Of course when you had bought a few shirts at twelve dollars a throw, a dressing gown at forty, and silk pajamas at $15 came real natural.
Did I ever tell you how a necktie cost me $150? Well I will, before the super. comes in and tells me there's a new strike in the stitching room.
I was nineteen, and had been clerking for three years in Jed Barrow's store. Jed was so busy putting sand in the sugar, and mixing his Java with a high grade of chicory, he didn't have much time to think of advancing my wages, but I was careful, I had to be, and at the end of three years I had saved $178. I never have forgotten the exact figures, because it came so blamed hard.
There, one day, Jed suggested I take a week's vacation.

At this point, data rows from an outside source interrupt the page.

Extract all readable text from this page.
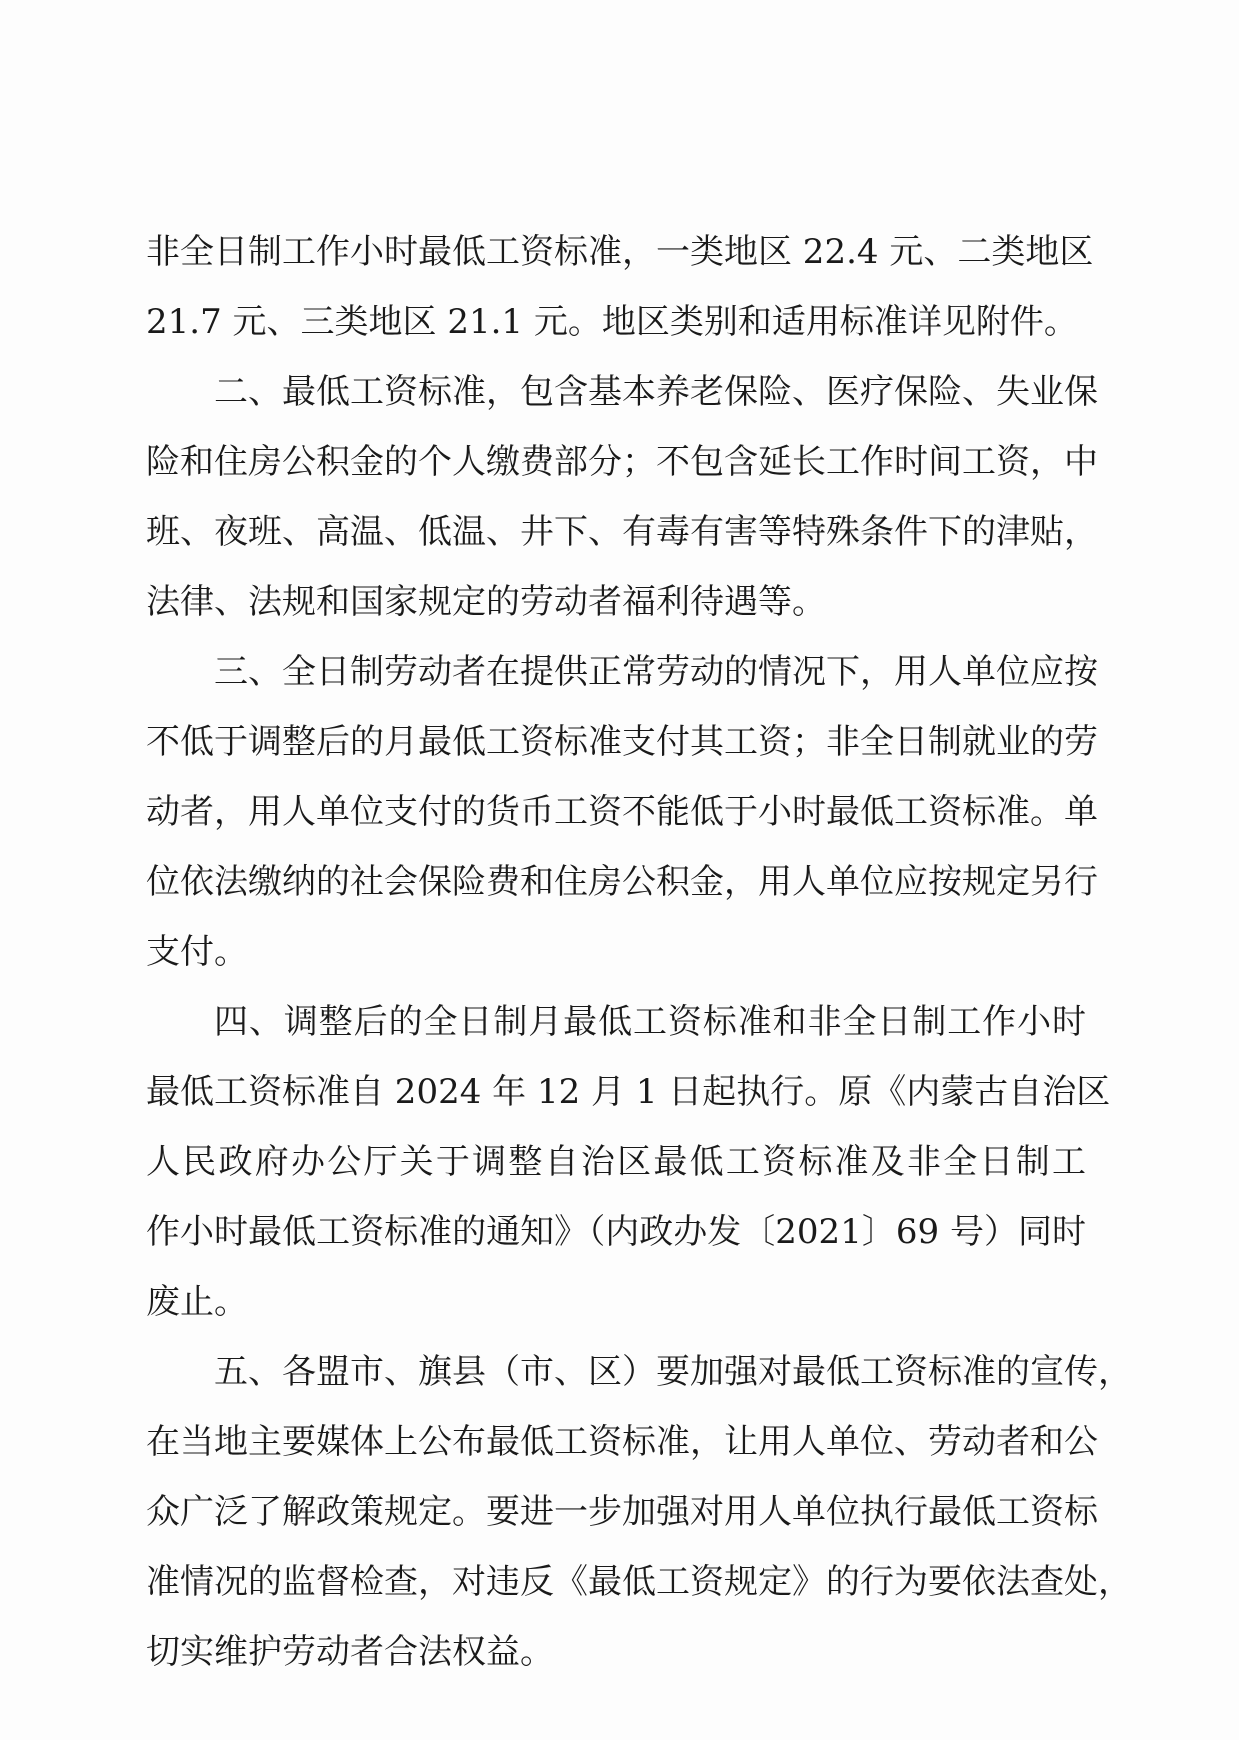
非全日制工作小时最低工资标准，一类地区 22.4 元、二类地区
21.7 元、三类地区 21.1 元。地区类别和适用标准详见附件。
二、最低工资标准，包含基本养老保险、医疗保险、失业保
险和住房公积金的个人缴费部分；不包含延长工作时间工资，中
班、夜班、高温、低温、井下、有毒有害等特殊条件下的津贴，
法律、法规和国家规定的劳动者福利待遇等。
三、全日制劳动者在提供正常劳动的情况下，用人单位应按
不低于调整后的月最低工资标准支付其工资；非全日制就业的劳
动者，用人单位支付的货币工资不能低于小时最低工资标准。单
位依法缴纳的社会保险费和住房公积金，用人单位应按规定另行
支付。
四、调整后的全日制月最低工资标准和非全日制工作小时
最低工资标准自 2024 年 12 月 1 日起执行。原《内蒙古自治区
人民政府办公厅关于调整自治区最低工资标准及非全日制工
作小时最低工资标准的通知》（内政办发〔2021〕69 号）同时
废止。
五、各盟市、旗县（市、区）要加强对最低工资标准的宣传，
在当地主要媒体上公布最低工资标准，让用人单位、劳动者和公
众广泛了解政策规定。要进一步加强对用人单位执行最低工资标
准情况的监督检查，对违反《最低工资规定》的行为要依法查处，
切实维护劳动者合法权益。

I think he was afraid I was going to ask for a raise, and did it to get me out of the way, but as my Uncle Ezra had invited me to visit him in Boston I took my week, without pay, and hiked to the big town.
Uncle Ezra was the aristocrat of the family. He lived in one of those old yellow brick houses on Beacon Hill just across from the common, the kind with the lavender glass in the downstairs windows, and if the old man hadn't been so busy being an aristocrat, he'd have made a first-rate radical, for he was continually writing letters to the Transcript complaining about everything as it was.
Uncle Ezra greeted me cordially enough, until he caught sight of my necktie which I'll admit was somewhat bewhiskered and more green than black.
"My boy, what an awful tie!" he exclaimed.